Required Qualifications

• Hands-on experience administering or engineering a cloud data platform, preferably Snowflake.

• Experience with identity and access management concepts: SSO, SCIM or automated provisioning, RBAC, least privilege, service accounts, secrets, and access reviews.

• Demonstrated experience configuring or troubleshooting platform security, authentication, network/access controls, or cloud connectivity.

• Experience implementing or operating ETL/ELT pipelines, system integrations, APIs, or data-ingestion workflows.

• Strong SQL skills and ability to use Python, PowerShell, Bash, or a similar scripting language for automation and troubleshooting.

• Experience producing technical documentation, operating procedures, change plans, and audit-ready evidence.

• Sound judgment when working with confidential or regulated data and a willingness to follow documented approval and security processes.

• Demonstrated ability to use AI tools effectively for technical work while validating output, protecting sensitive information, and documenting decisions.

• Strong written English communication skills and ability to work independently with clear escalation of risk or ambiguity.

Preferred Qualifications

• Direct experience with Snowflake Business Critical environments or security/governance work involving sensitive or regulated data.

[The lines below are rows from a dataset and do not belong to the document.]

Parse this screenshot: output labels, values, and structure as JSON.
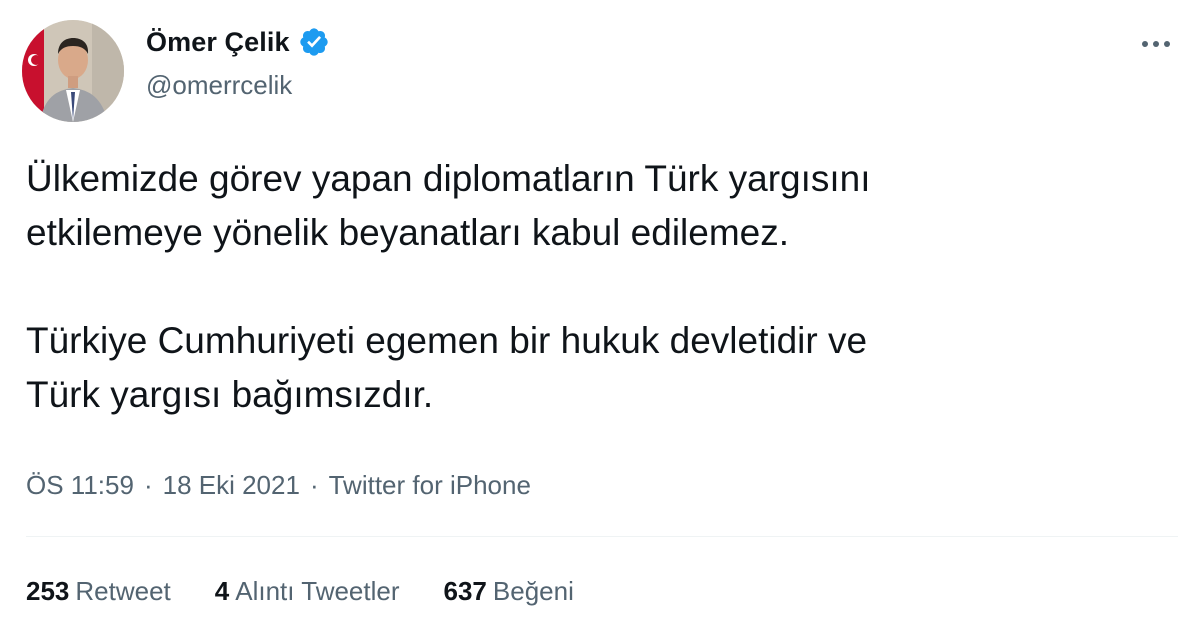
{
  "author": {
    "display_name": "Ömer Çelik",
    "handle": "@omerrcelik",
    "verified_color": "#1d9bf0"
  },
  "tweet": {
    "paragraphs": [
      "Ülkemizde görev yapan diplomatların Türk yargısını\netkilemeye yönelik beyanatları kabul edilemez.",
      "Türkiye Cumhuriyeti egemen bir hukuk devletidir ve\nTürk yargısı bağımsızdır."
    ]
  },
  "meta": {
    "time": "ÖS 11:59",
    "separator": "·",
    "date": "18 Eki 2021",
    "source": "Twitter for iPhone"
  },
  "stats": {
    "retweets": {
      "count": "253",
      "label": "Retweet"
    },
    "quotes": {
      "count": "4",
      "label": "Alıntı Tweetler"
    },
    "likes": {
      "count": "637",
      "label": "Beğeni"
    }
  },
  "colors": {
    "text": "#0f1419",
    "secondary": "#536471",
    "divider": "#eff3f4"
  },
  "icons": {
    "verified": "verified-badge-icon",
    "more": "more-horizontal-icon"
  }
}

• Experience with Microsoft Entra ID integration with Snowflake, including SAML/SCIM and group-to-role mapping.

• Experience with Snowflake network policies/rules, masking policies, row access policies, audit/account usage views, key-pair authentication, tasks, alerts, resource monitors, or security integrations.

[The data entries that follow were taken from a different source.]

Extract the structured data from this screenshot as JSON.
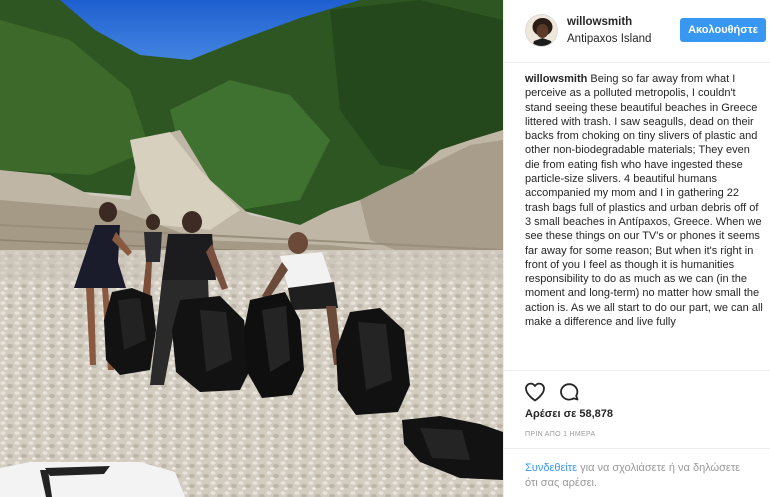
{
  "post": {
    "username": "willowsmith",
    "location": "Antipaxos Island",
    "follow_label": "Ακολουθήστε",
    "caption_user": "willowsmith",
    "caption_text": "Being so far away from what I perceive as a polluted metropolis, I couldn't stand seeing these beautiful beaches in Greece littered with trash. I saw seagulls, dead on their backs from choking on tiny slivers of plastic and other non-biodegradable materials; They even die from eating fish who have ingested these particle-size slivers. 4 beautiful humans accompanied my mom and I in gathering 22 trash bags full of plastics and urban debris off of 3 small beaches in Antípaxos, Greece. When we see these things on our TV's or phones it seems far away for some reason; But when it's right in front of you I feel as though it is humanities responsibility to do as much as we can (in the moment and long-term) no matter how small the action is. As we all start to do our part, we can all make a difference and live fully",
    "likes_label": "Αρέσει σε 58,878",
    "timestamp": "ΠΡΙΝ ΑΠΟ 1 ΗΜΕΡΑ",
    "login_link": "Συνδεθείτε",
    "comment_prompt": " για να σχολιάσετε ή να δηλώσετε ότι σας αρέσει."
  },
  "icons": {
    "like": "heart-icon",
    "comment": "comment-bubble-icon"
  },
  "colors": {
    "accent": "#3897f0",
    "text": "#262626",
    "muted": "#999999",
    "sky": "#2a6fd6",
    "forest": "#2f5a24",
    "trash_bag": "#111111"
  }
}
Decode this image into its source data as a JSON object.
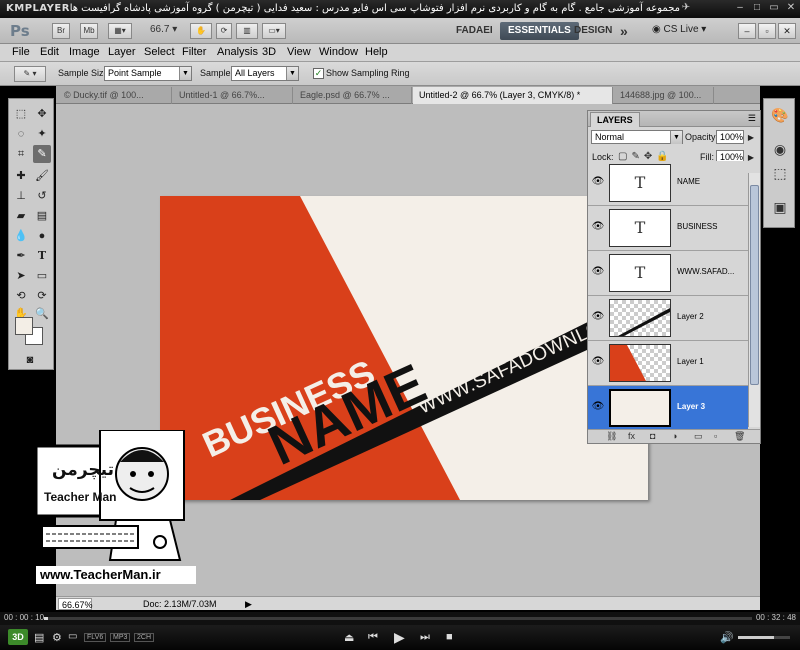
{
  "player": {
    "name": "KMPLAYER",
    "caption": "مجموعه آموزشی جامع . گام به گام و کاربردی نرم افزار فتوشاپ سی اس فایو  مدرس : سعید فدایی ( تیچرمن ) گروه آموزشی پادشاه گرافیست ها",
    "time_current": "00 : 00 : 10",
    "time_total": "00 : 32 : 48",
    "progress": 0.005,
    "volume": 0.7,
    "codec_badges": [
      "FLV6",
      "MP3",
      "2CH"
    ]
  },
  "appbar": {
    "logo": "Ps",
    "bridge_label": "Br",
    "minibridge_label": "Mb",
    "zoom": "66.7",
    "workspaces": [
      "FADAEI",
      "ESSENTIALS",
      "DESIGN"
    ],
    "active_workspace": "ESSENTIALS",
    "more": "»",
    "cs_live": "CS Live"
  },
  "menu": [
    "File",
    "Edit",
    "Image",
    "Layer",
    "Select",
    "Filter",
    "Analysis",
    "3D",
    "View",
    "Window",
    "Help"
  ],
  "options": {
    "sample_size_label": "Sample Size:",
    "sample_size_value": "Point Sample",
    "sample_label": "Sample:",
    "sample_value": "All Layers",
    "show_ring_label": "Show Sampling Ring",
    "show_ring_checked": true
  },
  "doc_tabs": [
    "© Ducky.tif @ 100...",
    "Untitled-1 @ 66.7%...",
    "Eagle.psd @ 66.7% ...",
    "Untitled-2 @ 66.7% (Layer 3, CMYK/8) *",
    "144688.jpg @ 100..."
  ],
  "active_tab": 3,
  "canvas": {
    "word1": "BUSINESS",
    "word2": "NAME",
    "stripe_text": "WWW.SAFADOWNLOAD",
    "orange": "#d9401a",
    "cream": "#f4efe8",
    "black": "#111111"
  },
  "status": {
    "zoom": "66.67%",
    "doc": "Doc: 2.13M/7.03M"
  },
  "layers_panel": {
    "tab": "LAYERS",
    "blend_mode": "Normal",
    "opacity_label": "Opacity:",
    "opacity": "100%",
    "lock_label": "Lock:",
    "fill_label": "Fill:",
    "fill": "100%",
    "layers": [
      {
        "name": "NAME",
        "kind": "text"
      },
      {
        "name": "BUSINESS",
        "kind": "text"
      },
      {
        "name": "WWW.SAFAD...",
        "kind": "text"
      },
      {
        "name": "Layer 2",
        "kind": "stripe"
      },
      {
        "name": "Layer 1",
        "kind": "orange"
      },
      {
        "name": "Layer 3",
        "kind": "fill",
        "active": true
      }
    ]
  },
  "watermark": {
    "url": "www.TeacherMan.ir",
    "brand": "Teacher Man",
    "brand_fa": "تیچرمن"
  }
}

• Experience supporting healthcare, HIPAA-regulated, financial, or similarly controlled environments.

• Experience evaluating or deploying enterprise AI capabilities with data-security, privacy, contractual, and governance considerations.

• Experience with dbt Cloud, Precog or comparable integration tooling, Power Automate, GitHub, or platform CI/CD.

• Experience using infrastructure-as-code or version-controlled deployment patterns for security and platform configuration.